Por otra parte, es necesario referir que el ahora accionante, de una forma por demás confusa, plantea la interpretación incorrecta e inaplicación de los arts. 278, 279, 284 y 286 del CPP, alegando que las autoridades hoy demandadas hicieron valer un seudo-contrato civil de permuta suscrito con el imputado -ahora accionante-, en el cual no se especifica ni describen las condiciones en que se entrega un motorizado a favor de su persona y tampoco contiene una cláusula de evicción y saneamiento, por lo que dicho contrato conllevaría dolo y mala fe; sin que al respecto exista, en la demanda de la presente acción de defensa, la suficiente carga argumentativa para realizar esa labor de revisión de la actividad jurisdiccional de otros tribunales, por cuanto del memorial de demanda de la acción de amparo constitucional, se evidencia que el hoy accionante no indicó de manera precisa y cabal, cuál la interpretación errónea y/o aplicación inadecuada que resulta lesiva a sus derechos, y sobre cuál o tal artículo en particular se refiere dicha incorrecta interpretación y/o aplicación realizada por las autoridades demandadas, limitándose a mencionar simplemente su no consideración, no estableciendo los argumentos suficientemente claros que señalen la vulneración a determinadas leyes o su aplicación errónea con la indicación de la pertinente a su criterio para el caso concreto, siendo dicha labor de conocimiento y resolución concerniente específicamente a la jurisdicción ordinaria, que como se mencionó en el Fundamento Jurídico III.1. de la presente Sentencia Constitucional Plurinacional, para su análisis por esta vía, es necesario el cumplimiento de los presupuestos establecidos concernientes a la vulneración de derechos y la suficiente carga argumentativa que demuestre la alegada incorrecta interpretación o inadecuada aplicación del ordenamiento jurídico, lo que en el presente caso no se dio, correspondiendo por tal motivo denegar la tutela solicitada.

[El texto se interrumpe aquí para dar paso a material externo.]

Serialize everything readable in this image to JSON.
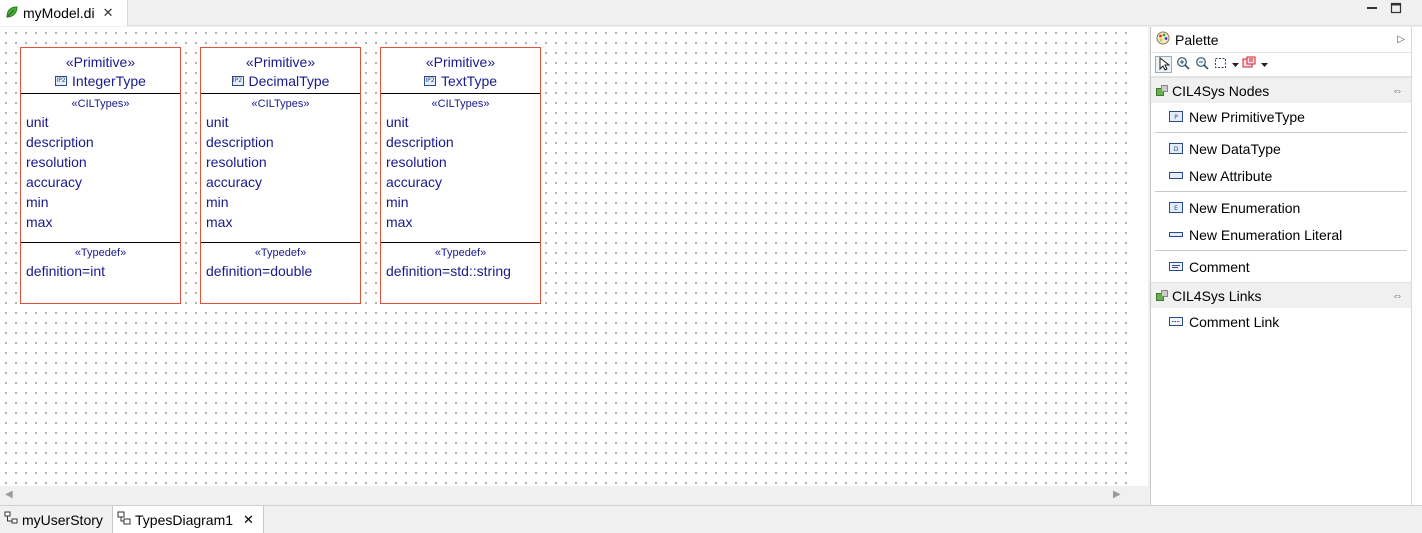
{
  "editor": {
    "tab_label": "myModel.di",
    "close_symbol": "✕",
    "minimize_symbol": "▬",
    "maximize_symbol": "□"
  },
  "classes": [
    {
      "stereotype": "«Primitive»",
      "name": "IntegerType",
      "icon_text": "IP2",
      "attr_stereotype": "«CILTypes»",
      "attributes": [
        "unit",
        "description",
        "resolution",
        "accuracy",
        "min",
        "max"
      ],
      "typedef_stereotype": "«Typedef»",
      "definition": "definition=int"
    },
    {
      "stereotype": "«Primitive»",
      "name": "DecimalType",
      "icon_text": "IP2",
      "attr_stereotype": "«CILTypes»",
      "attributes": [
        "unit",
        "description",
        "resolution",
        "accuracy",
        "min",
        "max"
      ],
      "typedef_stereotype": "«Typedef»",
      "definition": "definition=double"
    },
    {
      "stereotype": "«Primitive»",
      "name": "TextType",
      "icon_text": "IP2",
      "attr_stereotype": "«CILTypes»",
      "attributes": [
        "unit",
        "description",
        "resolution",
        "accuracy",
        "min",
        "max"
      ],
      "typedef_stereotype": "«Typedef»",
      "definition": "definition=std::string"
    }
  ],
  "palette": {
    "title": "Palette",
    "collapse_symbol": "▷",
    "tools": [
      "select-tool",
      "zoom-in-tool",
      "zoom-out-tool",
      "marquee-tool",
      "note-tool"
    ],
    "drawers": [
      {
        "title": "CIL4Sys Nodes",
        "pin_symbol": "⇔",
        "groups": [
          [
            "New PrimitiveType"
          ],
          [
            "New DataType",
            "New Attribute"
          ],
          [
            "New Enumeration",
            "New Enumeration Literal"
          ],
          [
            "Comment"
          ]
        ]
      },
      {
        "title": "CIL4Sys Links",
        "pin_symbol": "⇔",
        "groups": [
          [
            "Comment Link"
          ]
        ]
      }
    ]
  },
  "bottom_tabs": [
    {
      "label": "myUserStory",
      "active": false
    },
    {
      "label": "TypesDiagram1",
      "active": true,
      "close_symbol": "✕"
    }
  ],
  "colors": {
    "class_border": "#e0523a",
    "class_text": "#1a1a8c"
  }
}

Respecto a la alegada vulneración del derecho a la “seguridad jurídica”, cabe mencionar que de acuerdo a la nueva configuración constitucional la seguridad jurídica se constituye en un principio de la administración de justicia, el que solo puede ser tutelado vía constitucional cuando esté vinculado a la vulneración de derechos fundamentales, debiendo por tal motivo igualmente denegar la tutela impetrada.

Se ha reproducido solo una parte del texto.